Les coups se répétèrent et Henry se saisit de sa baguette, vieille habitude dont il n'arrivait pas à se débarrasser suite à la guerre contre Celui-Dont-On-Ne-Doit-Pas-Prononcer-Le-Nom. Il s'approcha de la porte et regarda par le judas. Une femme un peu plus jeune que lui, dont les épais cheveux noirs étaient retenus en un chignon serré, se tenait sur le seuil, et derrière elle, les épaules voûtées, se trouvait la stagiaire.
Henry entrouvrit la porte et grogna, les doigts toujours serrés sur sa baguette :
« Oui ?
-Bonsoir monsieur, le salua la femme dans un rictus. Je suis Eugenia Emerson, avocate en droit magique. J'aimerais avoir une petite discussion avec vous, à propos de ma fille Isabel ici présente.
-C'est urgent ?
-Je crois bien », siffla la femme.
Henry n'avait qu'une envie, lui claquer la porte au nez, mais l'expression de terreur pure du visage de la stagiaire le convainquit qu'il y avait un problème. Et le vieil homme avait beau fuir les ennuis comme la peste, il ne voulait pas que la gamine eût des problèmes.
« Entrez », maugréa-t-il en ouvrant la porte.
La femme ne se le fit pas répéter deux fois et pénétra dans le bâtiment. Sa fille la suivit à quelques mètres de distance et alla se placer à une certaine distance, appuyée contre le mur comme si elle avait voulu que ce dernier l'avalât.
« J'aimerais savoir, reprit la femme en fixant Henry droit dans les yeux, si vous avez bien recrutée ma fille Isabel dans votre exploitation pour la durée des vacances d'été.
-Eh bien oui, confirma l'homme, soupçonneux. Il y a un contrat que vous avez signé, en tant que responsables légaux d'une sorcière mineure ...
-Un contrat ? s'exclama la femme en se tournant vers Isabel. De mieux en mieux ! Tu l'as fait signer à ton père dans mon dos.
-Non, répliqua Isabel en se redressant. J'ai imité vos signatures. »
Sa mère eut l'air sur le point de se jeter sur elle. Henry, lui, fut impressionné : il devait bien reconnaître que la gamine ne manquait pas de cran. Une vague de fierté l'inonda tandis qu'il observait Isabel qui se dressait face à sa mère, une lueur de défi dans ses yeux bleus.

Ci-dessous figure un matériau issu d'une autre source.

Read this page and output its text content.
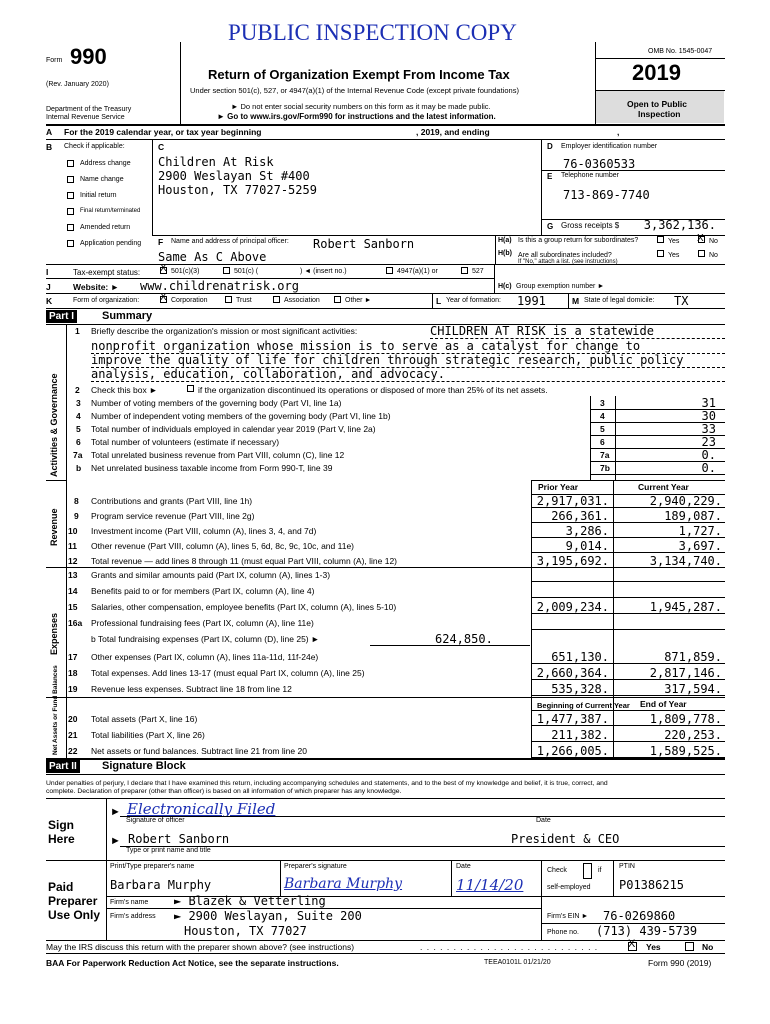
PUBLIC INSPECTION COPY
Form 990
(Rev. January 2020)
Department of the Treasury
Internal Revenue Service
Return of Organization Exempt From Income Tax
Under section 501(c), 527, or 4947(a)(1) of the Internal Revenue Code (except private foundations)
► Do not enter social security numbers on this form as it may be made public.
► Go to www.irs.gov/Form990 for instructions and the latest information.
OMB No. 1545-0047
2019
Open to Public
Inspection
A For the 2019 calendar year, or tax year beginning	, 2019, and ending	,
B Check if applicable:	C
Address change
Name change
Initial return
Final return/terminated
Amended return
Application pending
Children At Risk
2900 Weslayan St #400
Houston, TX 77027-5259
D Employer identification number
76-0360533
E Telephone number
713-869-7740
G Gross receipts $ 3,362,136.
F Name and address of principal officer: Robert Sanborn
Same As C Above
H(a) Is this a group return for subordinates?	Yes X No
H(b) Are all subordinates included?
If "No," attach a list. (see instructions)
Yes	No
I	Tax-exempt status: X 501(c)(3)	501(c) (	) ◄ (insert no.)	4947(a)(1) or	527
J	Website: ► www.childrenatrisk.org	H(c) Group exemption number ►
K	Form of organization: X Corporation	Trust	Association	Other ►	L Year of formation: 1991	M State of legal domicile: TX
Part I	Summary
Activities & Governance
Revenue
Expenses
Net Assets or Fund Balances
1 Briefly describe the organization's mission or most significant activities:	CHILDREN AT RISK is a statewide
nonprofit organization whose mission is to serve as a catalyst for change to
improve the quality of life for children through strategic research, public policy
analysis, education, collaboration, and advocacy.
2 Check this box ►	if the organization discontinued its operations or disposed of more than 25% of its net assets.
3 Number of voting members of the governing body (Part VI, line 1a)	3	31
4 Number of independent voting members of the governing body (Part VI, line 1b)	4	30
5 Total number of individuals employed in calendar year 2019 (Part V, line 2a)	5	33
6 Total number of volunteers (estimate if necessary)	6	23
7a Total unrelated business revenue from Part VIII, column (C), line 12	7a	0.
b Net unrelated business taxable income from Form 990-T, line 39	7b	0.
Prior Year	Current Year
8 Contributions and grants (Part VIII, line 1h)	2,917,031.	2,940,229.
9 Program service revenue (Part VIII, line 2g)	266,361.	189,087.
10 Investment income (Part VIII, column (A), lines 3, 4, and 7d)	3,286.	1,727.
11 Other revenue (Part VIII, column (A), lines 5, 6d, 8c, 9c, 10c, and 11e)	9,014.	3,697.
12 Total revenue — add lines 8 through 11 (must equal Part VIII, column (A), line 12)	3,195,692.	3,134,740.
13 Grants and similar amounts paid (Part IX, column (A), lines 1-3)
14 Benefits paid to or for members (Part IX, column (A), line 4)
15 Salaries, other compensation, employee benefits (Part IX, column (A), lines 5-10)	2,009,234.	1,945,287.
16a Professional fundraising fees (Part IX, column (A), line 11e)
17 Other expenses (Part IX, column (A), lines 11a-11d, 11f-24e)	651,130.	871,859.
18 Total expenses. Add lines 13-17 (must equal Part IX, column (A), line 25)	2,660,364.	2,817,146.
19 Revenue less expenses. Subtract line 18 from line 12	535,328.	317,594.
20 Total assets (Part X, line 16)	1,477,387.	1,809,778.
21 Total liabilities (Part X, line 26)	211,382.	220,253.
22 Net assets or fund balances. Subtract line 21 from line 20	1,266,005.	1,589,525.
b Total fundraising expenses (Part IX, column (D), line 25) ►	624,850.
Beginning of Current Year End of Year
Part II Signature Block
Under penalties of perjury, I declare that I have examined this return, including accompanying schedules and statements, and to the best of my knowledge and belief, it is true, correct, and
complete. Declaration of preparer (other than officer) is based on all information of which preparer has any knowledge.
Sign
Here
► Electronically Filed
Signature of officer	Date
► Robert Sanborn	President & CEO
Type or print name and title
Paid
Preparer
Use Only
Print/Type preparer's name	Preparer's signature	Date
Check	if
self-employed
PTIN
Barbara Murphy	Barbara Murphy	11/14/20	P01386215
Firm's name ► Blazek & Vetterling
Firm's EIN ► 76-0269860
Firm's address ► 2900 Weslayan, Suite 200
Houston, TX 77027	Phone no. (713) 439-5739
May the IRS discuss this return with the preparer shown above? (see instructions)	. . . . . . . . . . . . . . . . . . . . . . . . . . .	X Yes	No
BAA For Paperwork Reduction Act Notice, see the separate instructions.	TEEA0101L 01/21/20	Form 990 (2019)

« On peut faire un nouveau contrat, proposa-t-il d'un ton maussade. Et cette fois-ci, vous le signerez véritablement.
-Là n'est pas la question ! s'écria Mrs Emerson. Je découvre que ma fille me ment depuis des semaines, voilà le fond du problème ! »
Elle vibrait de colère et Henry se fit la réflexion que la vie de famille ne devait pas être facile au quotidien. Mais Isabel, loin de s'écraser devant son dragon de mère, s'avança de plusieurs pas et lança avec aplomb :
« Eh bien oui, j'ai menti. Et tu sais quoi ? Je ne regrette pas un instant, je recommencerais mille fois si c'était à refaire. Tu veux sans cesse m'éloigner du monde sorcier, et moi je veux te prouver que j'y ai ma place.

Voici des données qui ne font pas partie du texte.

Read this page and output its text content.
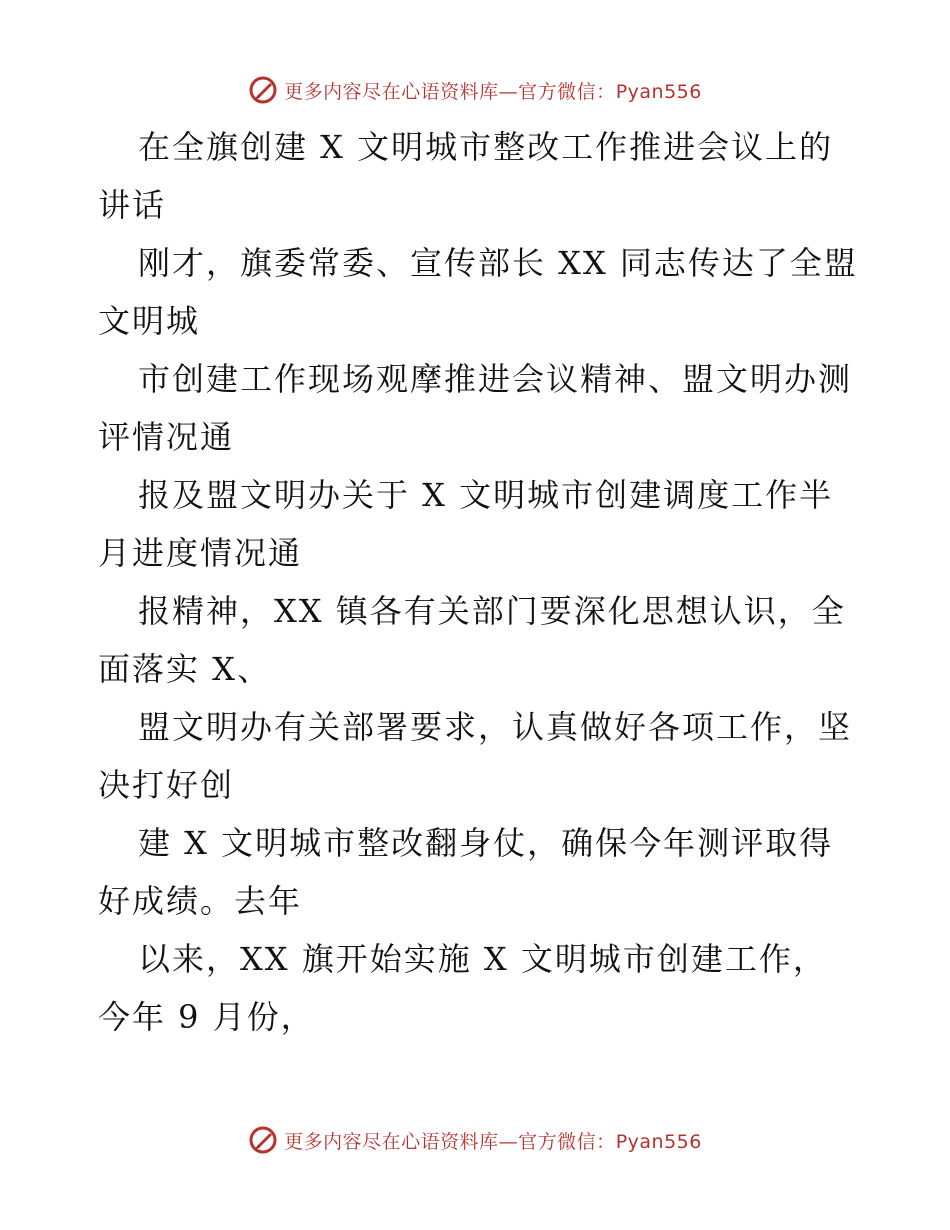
更多内容尽在心语资料库—官方微信：Pyan556

在全旗创建 X 文明城市整改工作推进会议上的讲话

刚才，旗委常委、宣传部长 XX 同志传达了全盟文明城

市创建工作现场观摩推进会议精神、盟文明办测评情况通

报及盟文明办关于 X 文明城市创建调度工作半月进度情况通

报精神，XX 镇各有关部门要深化思想认识，全面落实 X、

盟文明办有关部署要求，认真做好各项工作，坚决打好创

建 X 文明城市整改翻身仗，确保今年测评取得好成绩。去年

以来，XX 旗开始实施 X 文明城市创建工作，今年 9 月份，

更多内容尽在心语资料库—官方微信：Pyan556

-C'est vraiment ce que tu penses ? Tu as beau te fourrer la tête dans le sable, un jour la réalité te rattrapera, et là tu regretteras de ne pas avoir suivi mes conseils ! »
Henry, outre le fait qu'il n'aimait pas beaucoup que son chez-lui devînt le théâtre d'une engueulade familiale, sentit qu'il lui manquait une donnée importante. Isabel dut capter son regard d'incompréhension, parce qu'elle se détourna de sa mère pour le fixer droit dans les yeux et déclarer avec nonchalance :
« Vous m'excuserez, j'ai oublié de vous informer de quelque chose. Je suis une Cracmol. »
Elle avait dit cela comme si de rien n'était, mais Henry eut l'impression qu'elle lui avait lancé un maléfice Explosif au visage. Une Cracmol ? Elle ? Elle lui avait dit qu'elle étudiait à Poudlard ... qu'elle n'avait pas le droit d'utiliser la magie parce qu'elle était mineure ...
« Tu ne lui avais pas dit non plus ? s'exclama Mrs Emerson. Tu t'enferres dans le mensonge, ma fille, c'est affligeant. »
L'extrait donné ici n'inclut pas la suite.